“Oh, no; my home proper is in Boston,” he answered her, “but I have spent some of my happiest days in that house, and the memory of it and the dear woman who lives there is the sweetest of my life, and the saddest, too,” he added, slowly; for, right in Bessie’s blue eyes, looking at him so steadily, he seemed to see the hidden grave, and for a moment all the old bitter shame and humiliation which had once weighed him down so heavily, and which, naturally, the lapse of years had tended to lighten, came back to him in the presence of this young girl who seemed so inextricably mixed up with everything pertaining to his past.
It was like some new place which we sometimes come suddenly upon, with a strange feeling that we have seen it before, though when we cannot tell; so Bessie impressed Grey as a part of the tragedy enacted in the old New England house many, many years ago, and covered up so long. He almost felt that she had been there with him and that now she was standing by the hidden grave and stretching her hand to him across it with an offer of help and sympathy. And so strong was this impression that he actually lifted his right hand an instant to take in it the slender one resting on the mantel, as Bessie talked to him.
“What would she say if she knew?” he thought, feeling that it would be easy to tell her about it,—feeling that she was one to trust even unto death.
Bessie was interested in Grey, and already felt the wonderful mesmeric influence he exercised over all who came in contact with him. In the salons of fashion, in the halls of Eaton and Oxford, in the railway car, or in the privacy of domestic life, Grey’s presence was an all-pervading power, or as an old woman whom he had once befriended expressed it:
“He was like a great warm stove in a cold room.”

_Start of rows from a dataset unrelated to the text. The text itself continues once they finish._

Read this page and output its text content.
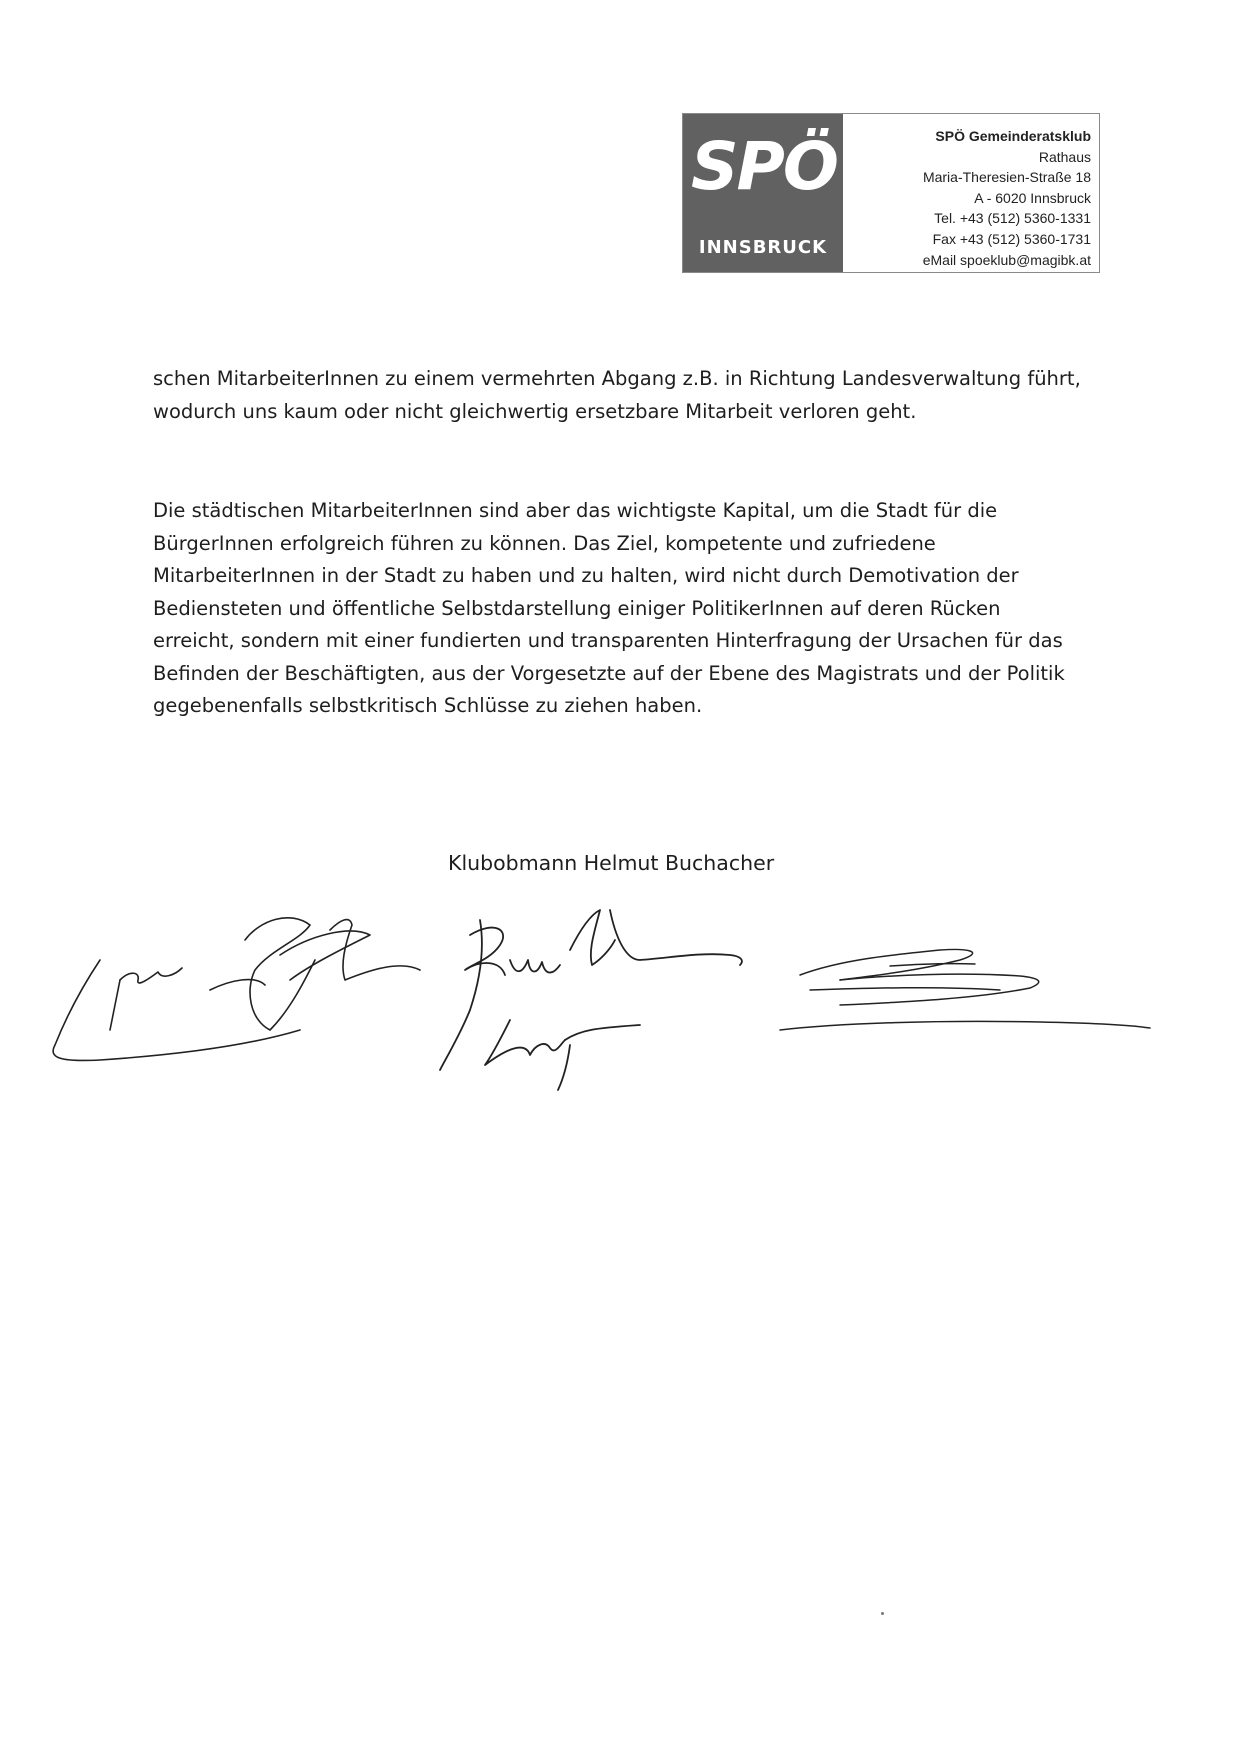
SPÖ
INNSBRUCK
SPÖ Gemeinderatsklub
Rathaus
Maria-Theresien-Straße 18
A - 6020 Innsbruck
Tel. +43 (512) 5360-1331
Fax +43 (512) 5360-1731
eMail spoeklub@magibk.at

schen MitarbeiterInnen zu einem vermehrten Abgang z.B. in Richtung Landesverwaltung führt, wodurch uns kaum oder nicht gleichwertig ersetzbare Mitarbeit verloren geht.

Die städtischen MitarbeiterInnen sind aber das wichtigste Kapital, um die Stadt für die BürgerInnen erfolgreich führen zu können. Das Ziel, kompetente und zufriedene MitarbeiterInnen in der Stadt zu haben und zu halten, wird nicht durch Demotivation der Bediensteten und öffentliche Selbstdarstellung einiger PolitikerInnen auf deren Rücken erreicht, sondern mit einer fundierten und transparenten Hinterfragung der Ursachen für das Befinden der Beschäftigten, aus der Vorgesetzte auf der Ebene des Magistrats und der Politik gegebenenfalls selbstkritisch Schlüsse zu ziehen haben.

Klubobmann Helmut Buchacher
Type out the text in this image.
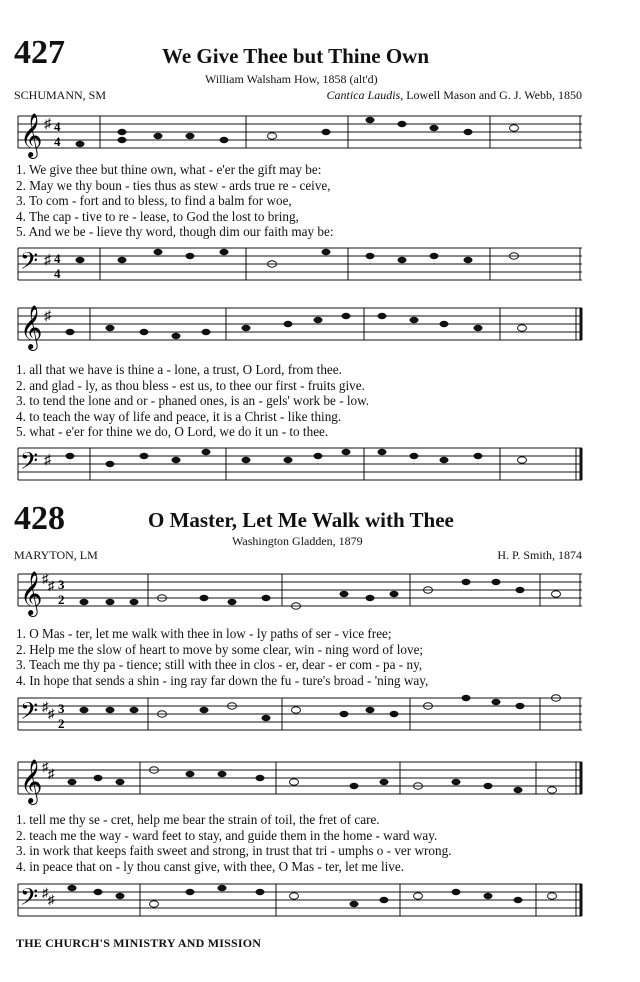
427	We Give Thee but Thine Own
William Walsham How, 1858 (alt'd)
SCHUMANN, SM	Cantica Laudis, Lowell Mason and G. J. Webb, 1850
𝄞 ♯ 4
4
1. We give thee but thine own, what - e'er the gift may be:
2. May we thy boun - ties thus as stew - ards true re - ceive,
3. To com - fort and to bless, to find a balm for woe,
4. The cap - tive to re - lease, to God the lost to bring,
5. And we be - lieve thy word, though dim our faith may be:
𝄢 ♯ 4
4
𝄞 ♯
1. all that we have is thine a - lone, a trust, O Lord, from thee.
2. and glad - ly, as thou bless - est us, to thee our first - fruits give.
3. to tend the lone and or - phaned ones, is an - gels' work be - low.
4. to teach the way of life and peace, it is a Christ - like thing.
5. what - e'er for thine we do, O Lord, we do it un - to thee.
𝄢 ♯
428	O Master, Let Me Walk with Thee
Washington Gladden, 1879
MARYTON, LM	H. P. Smith, 1874
𝄞 ♯ ♯ 3
2
1. O Mas - ter, let me walk with thee in low - ly paths of ser - vice free;
2. Help me the slow of heart to move by some clear, win - ning word of love;
3. Teach me thy pa - tience; still with thee in clos - er, dear - er com - pa - ny,
4. In hope that sends a shin - ing ray far down the fu - ture's broad - 'ning way,
𝄢 ♯ ♯ 3
2
𝄞 ♯ ♯
1. tell me thy se - cret, help me bear the strain of toil, the fret of care.
2. teach me the way - ward feet to stay, and guide them in the home - ward way.
3. in work that keeps faith sweet and strong, in trust that tri - umphs o - ver wrong.
4. in peace that on - ly thou canst give, with thee, O Mas - ter, let me live.
𝄢 ♯ ♯
THE CHURCH'S MINISTRY AND MISSION
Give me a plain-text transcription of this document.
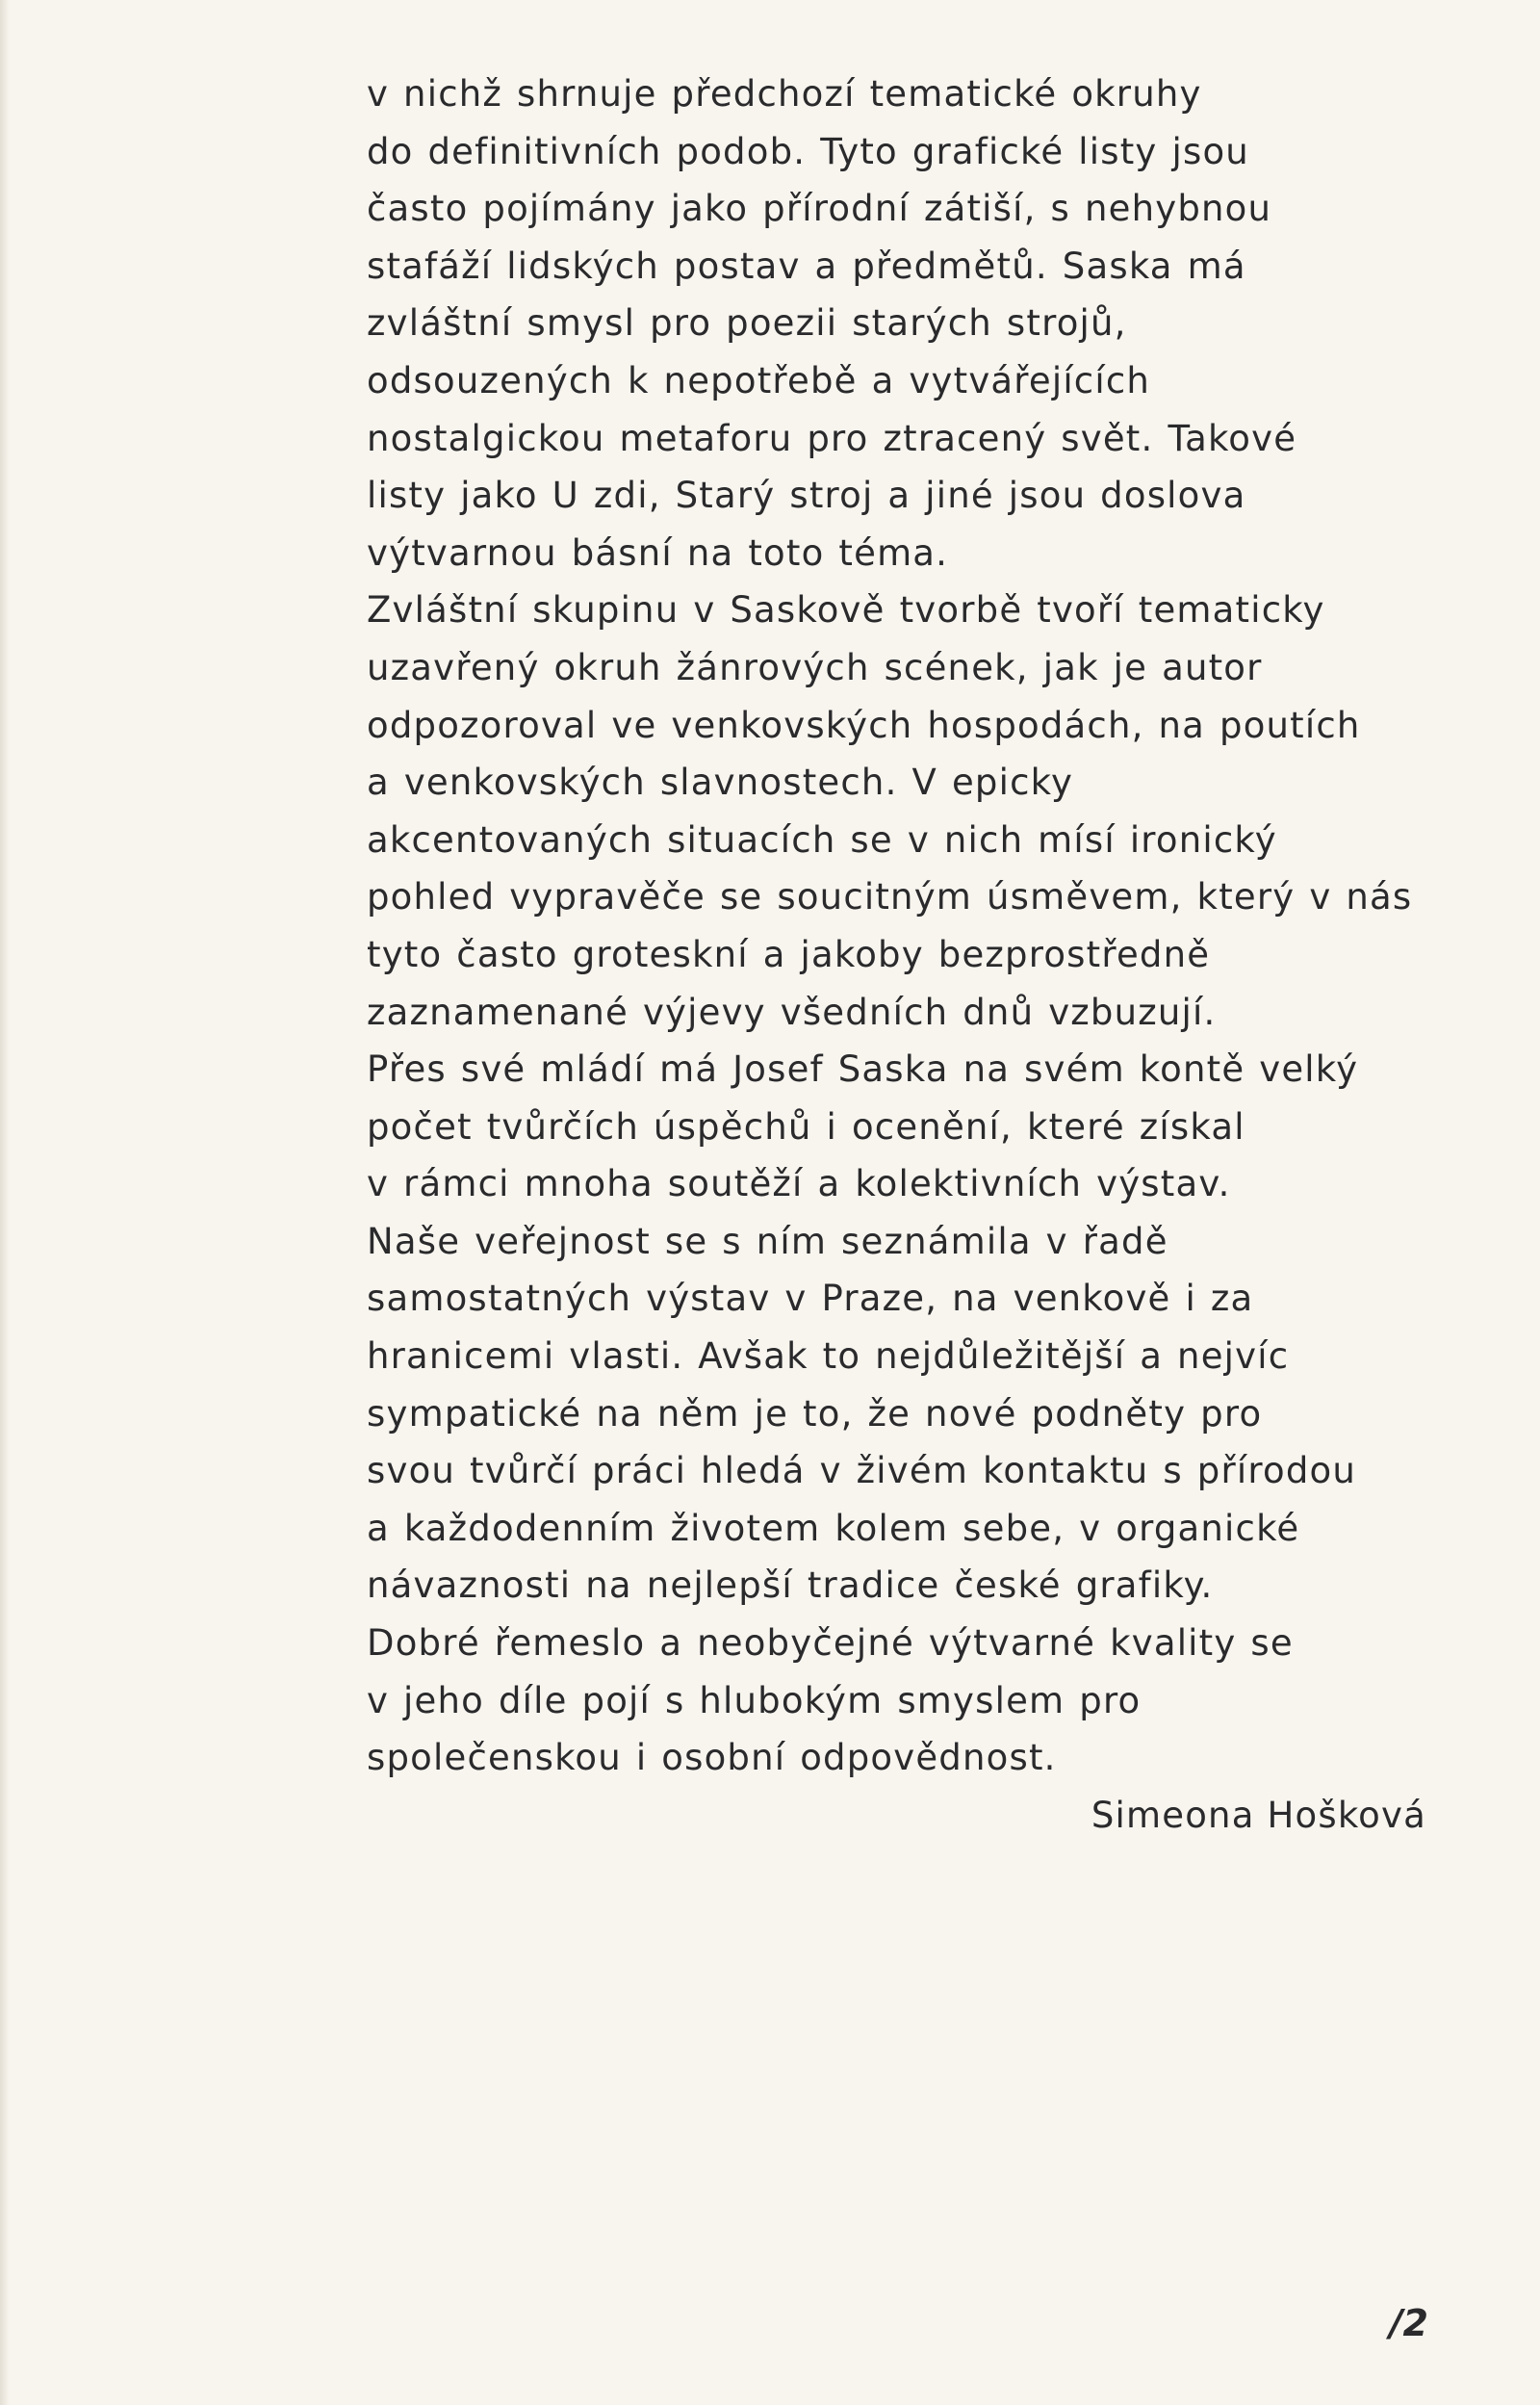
v nichž shrnuje předchozí tematické okruhy
do definitivních podob. Tyto grafické listy jsou
často pojímány jako přírodní zátiší, s nehybnou
stafáží lidských postav a předmětů. Saska má
zvláštní smysl pro poezii starých strojů,
odsouzených k nepotřebě a vytvářejících
nostalgickou metaforu pro ztracený svět. Takové
listy jako U zdi, Starý stroj a jiné jsou doslova
výtvarnou básní na toto téma.
Zvláštní skupinu v Saskově tvorbě tvoří tematicky
uzavřený okruh žánrových scének, jak je autor
odpozoroval ve venkovských hospodách, na poutích
a venkovských slavnostech. V epicky
akcentovaných situacích se v nich mísí ironický
pohled vypravěče se soucitným úsměvem, který v nás
tyto často groteskní a jakoby bezprostředně
zaznamenané výjevy všedních dnů vzbuzují.
Přes své mládí má Josef Saska na svém kontě velký
počet tvůrčích úspěchů i ocenění, které získal
v rámci mnoha soutěží a kolektivních výstav.
Naše veřejnost se s ním seznámila v řadě
samostatných výstav v Praze, na venkově i za
hranicemi vlasti. Avšak to nejdůležitější a nejvíc
sympatické na něm je to, že nové podněty pro
svou tvůrčí práci hledá v živém kontaktu s přírodou
a každodenním životem kolem sebe, v organické
návaznosti na nejlepší tradice české grafiky.
Dobré řemeslo a neobyčejné výtvarné kvality se
v jeho díle pojí s hlubokým smyslem pro
společenskou i osobní odpovědnost.
Simeona Hošková
/2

And Bessie felt the warmth, and was glad he was there, and said to him:
“I wish you would tell me about that house among the rocks and the woman who lives there, I am sure I should like her, and I know so little of America or the American people. You are almost the first I have ever seen.”
Before Grey could answer her Neil came in, and as supper was soon after served, no further allusion was made to America until the table was cleared away, and the party of four were sitting around the fire, Archie in his accustomed corner with Bessie at his side, her hand on the arm of his chair and her head occasionally resting lovingly against his shoulder. Neil was opposite, while Grey sat before the fire, with now and then a shiver running down his back as the rising wind crept into the room, even through the thick curtains which draped the rattling windows behind him. But Grey did not care for the cold. His thoughts were across the sea, in the house among the rocks, and he was wondering if his Aunt Hannah was alone that Christmas Eve, and was thinking just how dark, and ghostly and cold was the interior of that bedroom, whose door was seldom opened, and where no one had ever been since his grandfather’s death except his Aunt Hannah and himself. As if divining his thoughts, Bessie said to him: “I wish you would tell us about that house among the rocks. Is it very old?”